FIG. 12. OSTRAKON OF MEGAKLES.
From Jahrbuch d. arch. Inst.
FIG. 13. OSTRAKON OF XANTHIPPOS.
We may recall the fact that it was with a tile that Pyrrhus met his death when besieging Argos. Nor is this the only occasion on which these humble objects have played a part in history. In the well-known Athenian institution of Ostracism the act of voting was performed by writing on fragments of tiles or potsherds the names of those whom it was desired to banish. Recent excavations have yielded more than one actual specimen of these ὄστρακα or sherds,—one bearing the name of Megakles (Fig. [12].); another, part of a painted vase from the pre-Persian débris on the Athenian Acropolis, the name of Xanthippos, the father of Perikles (Fig. [13]); and a third, that of Themistokles.[[359]]
It is also probable that in Greece, as among the Romans, the hollow floors of the hypocausts, as well as the flue-tiles of the hot baths, were made of terracotta. The same material was also used for the pipes, by means of which water was conveyed from aqueducts or drained from the soil. A drain-pipe from Ephesos in the Museum at Sèvres is noted by Brongniart and Riocreux,[[360]] and others have been found at Athens[[361]] and in the Troad.[[362]]
Tiles were also employed for constructing graves, as has already been noted in Chapter II. (see p. [34]). In some tombs the floor was paved with flat tiles, and the roof was constructed of arched tiles forming a vault. The flat and square tiles were not used for tombs until a comparatively late period. Some graves had a second layer of tiles to protect the body from the superincumbent earth.[[363]] We shall have occasion to make further allusion to the use of painted terracotta slabs in Etruscan tombs (Chapter [XVIII.]).

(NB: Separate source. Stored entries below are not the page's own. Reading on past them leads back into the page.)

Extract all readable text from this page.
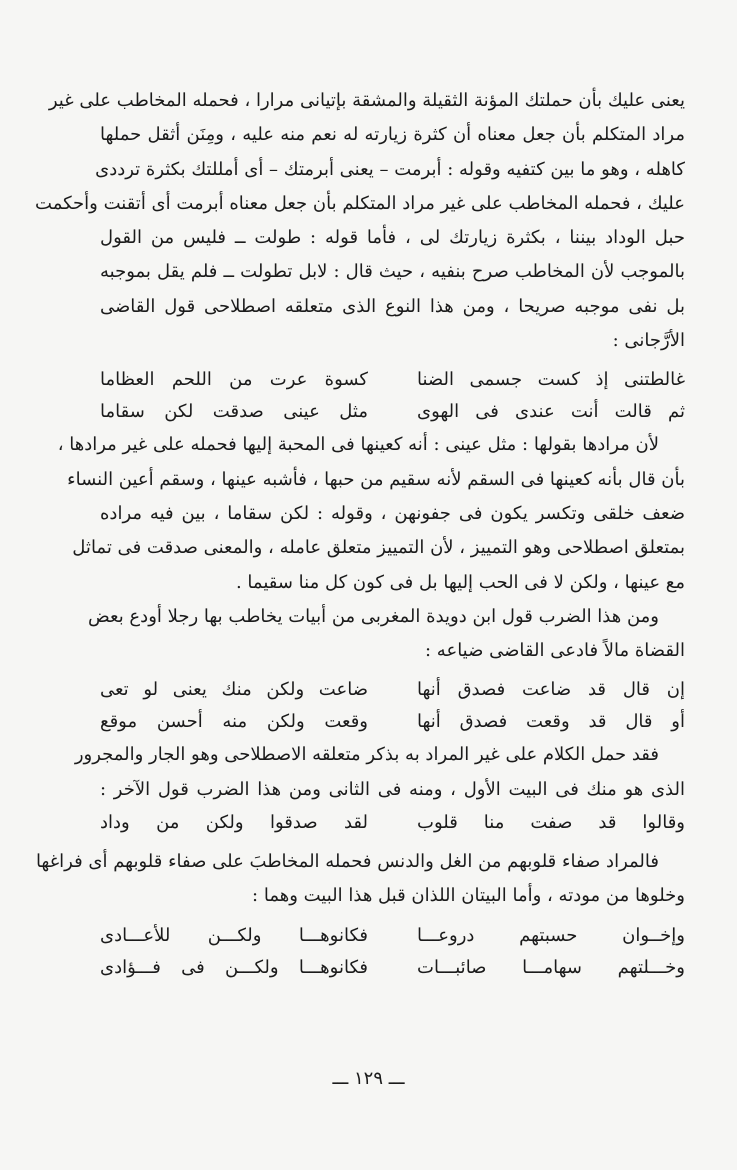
يعنى عليك بأن حملتك المؤنة الثقيلة والمشقة بإتيانى مرارا ، فحمله المخاطب على غير
مراد المتكلم بأن جعل معناه أن كثرة زيارته له نعم منه عليه ، ومِنَن أثقل حملها
كاهله ، وهو ما بين كتفيه وقوله : أبرمت – يعنى أبرمتك – أى أمللتك بكثرة ترددى
عليك ، فحمله المخاطب على غير مراد المتكلم بأن جعل معناه أبرمت أى أتقنت وأحكمت
حبل الوداد بيننا ، بكثرة زيارتك لى ، فأما قوله : طولت ــ فليس من القول
بالموجب لأن المخاطب صرح بنفيه ، حيث قال : لابل تطولت ــ فلم يقل بموجبه
بل نفى موجبه صريحا ، ومن هذا النوع الذى متعلقه اصطلاحى قول القاضى
الأرَّجانى :
غالطتنى إذ كست جسمى الضنا
كسوة عرت من اللحم العظاما
ثم قالت أنت عندى فى الهوى
مثل عينى صدقت لكن سقاما
لأن مرادها بقولها : مثل عينى : أنه كعينها فى المحبة إليها فحمله على غير مرادها ،
بأن قال بأنه كعينها فى السقم لأنه سقيم من حبها ، فأشبه عينها ، وسقم أعين النساء
ضعف خلقى وتكسر يكون فى جفونهن ، وقوله : لكن سقاما ، بين فيه مراده
بمتعلق اصطلاحى وهو التمييز ، لأن التمييز متعلق عامله ، والمعنى صدقت فى تماثل
مع عينها ، ولكن لا فى الحب إليها بل فى كون كل منا سقيما .
ومن هذا الضرب قول ابن دويدة المغربى من أبيات يخاطب بها رجلا أودع بعض
القضاة مالاً فادعى القاضى ضياعه :
إن قال قد ضاعت فصدق أنها
ضاعت ولكن منك يعنى لو تعى
أو قال قد وقعت فصدق أنها
وقعت ولكن منه أحسن موقع
فقد حمل الكلام على غير المراد به بذكر متعلقه الاصطلاحى وهو الجار والمجرور
الذى هو منك فى البيت الأول ، ومنه فى الثانى ومن هذا الضرب قول الآخر :
وقالوا قد صفت منا قلوب
لقد صدقوا ولكن من وداد
فالمراد صفاء قلوبهم من الغل والدنس فحمله المخاطبَ على صفاء قلوبهم أى فراغها
وخلوها من مودته ، وأما البيتان اللذان قبل هذا البيت وهما :
وإخــوان حسبتهم دروعـــا
فكانوهـــا ولكـــن للأعـــادى
وخـــلتهم سهامـــا صائبـــات
فكانوهـــا ولكـــن فى فـــؤادى
ـــ ١٢٩ ـــ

The sarcophagi which played so important a part in the tomb were also frequently made of terracotta, this material being most commonly employed in Etruria. We have already mentioned (p. [62]) the series of archaic painted sarcophagi, which have all come from Clazomenae, near Smyrna, and furnish us with much valuable information on the art of painting in Ionia in the sixth century B.C. They will receive some attention from this point of view in Chapter [VIII]. The British Museum contains two very remarkable examples of Etruscan terracotta sarcophagi, which are described in Chapter [XVIII]., as well as a series of smaller examples, which are mere cinerary urns. Among other examples of terracotta as used in tombs may be mentioned here a series of small reliefs found in tombs at Capua and elsewhere in Southern Italy. They consist of masks of Satyrs, river-gods, and Gorgons, and are often highly coloured in red and blue. They are of late archaic work, about 480 B.C., but the exact way in which they were used to decorate the tombs is uncertain. The British Museum collection contains many specimens of these objects.[[364]]
There is a curious class of objects which hardly come under the heading of any other category, but may be conveniently discussed here. Complete specimens are very rare, but there is one in the Museum at Geneva which has been identified as a brazier (πύραυνος or ἐσχάρα), and more recently as a baking-oven (κλίβανος).[[365]] The form is that of a large basin on a high stand, hollow underneath, with three square solid handles projecting upwards from the rim. These handles, of which over a thousand examples are to be found in various collections, are usually the only part remaining, sometimes with part of the rim attached. They are decorated with heads and other devices, usually in relief on square panels, and the majority of these heads are of a Satyric or grotesque character, wearing conical caps or adorned with ivy-wreaths. They probably represent demons of some kind, and are placed there with superstitious intent, to avert evil influences from whatever was baked or cooked in the vessel. Similar masks are usually seen attached to representations of forges and ovens on the painted vases,[[366]] and remind us of the pseudo-Homeric invocation of evil deities against the potters of Samos (see also p. [213] below). Professor Furtwaengler has identified the heads as those of the Kyklopes, the attendant workmen of Hephaistos.[[367]]
These objects are found all over the Mediterranean, especially at Halikarnassos, Naukratis, and Delos, and the last-named place has been regarded as the centre of their manufacture. They are all of the same brick-like, coarse, red clay. Some bear the name of their maker, Hekataios or Nikolaos. Besides the heads already mentioned, heads of goats or oxen, or of Sirius, thunderbolts and rosettes are used by way of devices. They have been collected together, and illustrations of all the different types given by Conze in the Jahrbuch for 1890, p. 118 ff.: two specimens are given on Plate [IV]. They belong to the Hellenistic Age.